I have a couple of short stories that aren’t coming along the way I wanted. One is called “The Guns of Brixton” and is lifted from the Book You Will Never Read wherein our (at this point, still future) rock star hero is accosted in London by three Irish thugs who want the engagement ring he’s just bought for his upper class girlfriend. The other I just drafted this weekend and is next month’s Jim’s Shorts feature.
Both have an everything-but-the-kitchen-sink problem, though the latter story is shorter. Both are drafted, yet both are not something I’d show people. So why finish them?
Because to get good, you have to suck. Even Stephen King writes crap you’ll never read. (Some say he writes crap that gets on the bestseller lists, but I’ll save that criticism for Jonathan Franzen.) Nevertheless, nobody came out of the gate with a runaway hit. Maybe JK Rowling, but she is a rare, rare exception. One might say King hit a home run with Carrie and hasn’t stopped. Carrie was King’s fifth novel, and we’re not even counting his first Bachmann novel, Rage. His first one, he says in Secret Windows, was utter and pretentious crap. His second one was readable, just not publishable. By the time he sat down and wrote that scene with poor Carrie White getting pelted with tampons, he was ready to scrap that book.

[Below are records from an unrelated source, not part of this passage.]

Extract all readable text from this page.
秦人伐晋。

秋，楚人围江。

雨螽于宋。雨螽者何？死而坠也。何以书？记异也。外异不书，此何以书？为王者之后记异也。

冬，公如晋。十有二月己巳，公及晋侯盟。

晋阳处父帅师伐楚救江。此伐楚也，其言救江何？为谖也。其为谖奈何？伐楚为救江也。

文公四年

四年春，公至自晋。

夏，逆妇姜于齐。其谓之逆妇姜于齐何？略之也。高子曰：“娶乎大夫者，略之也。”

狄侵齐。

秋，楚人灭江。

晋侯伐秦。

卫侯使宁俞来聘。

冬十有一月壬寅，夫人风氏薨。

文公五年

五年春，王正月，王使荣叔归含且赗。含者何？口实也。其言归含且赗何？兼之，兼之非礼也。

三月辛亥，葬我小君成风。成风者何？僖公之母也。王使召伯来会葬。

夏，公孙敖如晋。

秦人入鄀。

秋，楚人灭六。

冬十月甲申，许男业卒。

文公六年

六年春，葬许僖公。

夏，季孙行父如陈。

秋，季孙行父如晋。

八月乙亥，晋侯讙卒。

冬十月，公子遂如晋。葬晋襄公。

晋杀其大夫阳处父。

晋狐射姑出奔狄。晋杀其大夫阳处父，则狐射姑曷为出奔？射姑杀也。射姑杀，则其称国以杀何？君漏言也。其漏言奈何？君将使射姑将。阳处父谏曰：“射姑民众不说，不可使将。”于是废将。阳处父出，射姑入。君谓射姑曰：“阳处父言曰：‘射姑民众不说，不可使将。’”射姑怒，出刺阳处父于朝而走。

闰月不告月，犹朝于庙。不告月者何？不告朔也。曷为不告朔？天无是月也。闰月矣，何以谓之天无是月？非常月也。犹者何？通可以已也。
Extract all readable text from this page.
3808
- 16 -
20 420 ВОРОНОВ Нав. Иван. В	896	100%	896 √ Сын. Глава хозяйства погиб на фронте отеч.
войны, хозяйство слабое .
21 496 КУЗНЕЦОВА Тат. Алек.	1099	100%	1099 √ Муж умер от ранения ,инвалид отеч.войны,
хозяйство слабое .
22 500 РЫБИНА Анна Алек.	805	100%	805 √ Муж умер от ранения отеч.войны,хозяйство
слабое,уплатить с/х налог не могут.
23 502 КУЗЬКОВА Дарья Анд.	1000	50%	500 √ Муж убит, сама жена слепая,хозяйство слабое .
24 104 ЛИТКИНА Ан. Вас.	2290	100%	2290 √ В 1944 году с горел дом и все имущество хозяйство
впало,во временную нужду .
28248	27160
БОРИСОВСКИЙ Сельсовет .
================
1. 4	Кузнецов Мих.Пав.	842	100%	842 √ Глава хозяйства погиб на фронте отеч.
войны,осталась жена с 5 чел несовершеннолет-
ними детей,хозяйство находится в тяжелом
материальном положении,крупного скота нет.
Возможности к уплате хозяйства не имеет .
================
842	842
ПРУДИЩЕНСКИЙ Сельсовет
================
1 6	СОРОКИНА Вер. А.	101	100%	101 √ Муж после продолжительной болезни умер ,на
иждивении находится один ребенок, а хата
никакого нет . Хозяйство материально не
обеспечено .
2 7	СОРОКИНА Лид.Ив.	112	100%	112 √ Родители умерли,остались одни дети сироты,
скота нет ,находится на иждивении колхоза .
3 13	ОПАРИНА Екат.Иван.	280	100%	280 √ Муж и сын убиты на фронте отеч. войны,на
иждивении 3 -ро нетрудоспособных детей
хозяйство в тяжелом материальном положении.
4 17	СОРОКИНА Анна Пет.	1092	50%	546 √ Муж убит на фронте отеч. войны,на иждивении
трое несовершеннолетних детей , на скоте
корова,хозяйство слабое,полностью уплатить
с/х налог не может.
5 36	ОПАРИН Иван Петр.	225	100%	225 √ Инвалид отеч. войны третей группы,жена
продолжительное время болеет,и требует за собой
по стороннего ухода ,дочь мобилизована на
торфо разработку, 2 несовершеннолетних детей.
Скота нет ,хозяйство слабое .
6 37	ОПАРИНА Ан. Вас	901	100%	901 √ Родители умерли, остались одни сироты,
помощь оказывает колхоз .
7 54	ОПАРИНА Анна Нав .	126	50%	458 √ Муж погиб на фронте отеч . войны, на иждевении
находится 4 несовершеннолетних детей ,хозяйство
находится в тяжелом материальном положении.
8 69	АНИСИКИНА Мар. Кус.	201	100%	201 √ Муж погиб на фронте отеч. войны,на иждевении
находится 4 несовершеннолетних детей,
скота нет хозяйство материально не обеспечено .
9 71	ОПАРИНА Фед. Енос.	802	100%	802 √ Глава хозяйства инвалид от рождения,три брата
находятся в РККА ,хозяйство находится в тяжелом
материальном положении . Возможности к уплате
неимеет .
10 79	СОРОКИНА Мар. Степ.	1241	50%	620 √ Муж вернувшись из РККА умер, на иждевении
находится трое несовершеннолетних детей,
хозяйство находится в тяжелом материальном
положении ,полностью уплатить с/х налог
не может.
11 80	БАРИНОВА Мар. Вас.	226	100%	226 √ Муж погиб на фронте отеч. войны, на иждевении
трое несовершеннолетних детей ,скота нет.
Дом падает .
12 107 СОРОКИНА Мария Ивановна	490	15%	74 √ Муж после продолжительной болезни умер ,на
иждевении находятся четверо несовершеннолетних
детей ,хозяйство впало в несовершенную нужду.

One downside to the rise of self-publishing is that a lot of writers don’t get told no enough to do better now. We can sing the praises of the Great God Amazon and how it’s made getting work out there easier. Well, that’s true. It’s also created, in the words of Chuck Wendig, a shit volcano because all of us – Stephen King, Chuck Wendig, me, or that pretentious ass in your college English class who can’t stop quoting Faulkner – think we are the Second Coming of Shakespeare with our first novels. Everyone does. And while JK Rowling did catch lightning in a bottle with the first Harry Potter novel, most of us have been told no on the first try. Well, I got told yes, and if I’d waited two weeks to talk to an agent, I might have been told differently. I’d have had a more realistic view of my work and my skills. Northcoast Shakedown is easily my most popular book, and yet it makes me cringe to read it, like a musician seeing a video of his high school band playing in the garage years after he started selling out stadiums or at least getting steady bar gigs.
But this is not a knock on self pub. I mean, hello! Still, without someone taking a pass on work that could be better or an editor fine-tuning a novel, chances are your first self-pub effort is going to be something many writers keep hidden in a trunk somewhere. Like Stephen King’s pretentious literary novel. (He didn’t always writer horror, yanno.) That’s fine. Only instead of an agent or a faceless editor saying no, you have the sum total of Amazon’s customer base doing it. And Barnes & Nobles. And Apple’s. And Kobo’s. Ouch. Good writers get told no.
Now no one knows better than me how frustrating promoting your work can be. But look, you’re not going to write The Son Also Rises your first time out. Go ahead. Write that embarrassing trunk novel. Self pub it if you must. With rare exceptions, a bad novel is not something fatal. To get to The Fault in Our Stars, you have to write a little Law & Order fanfic to learn the ropes.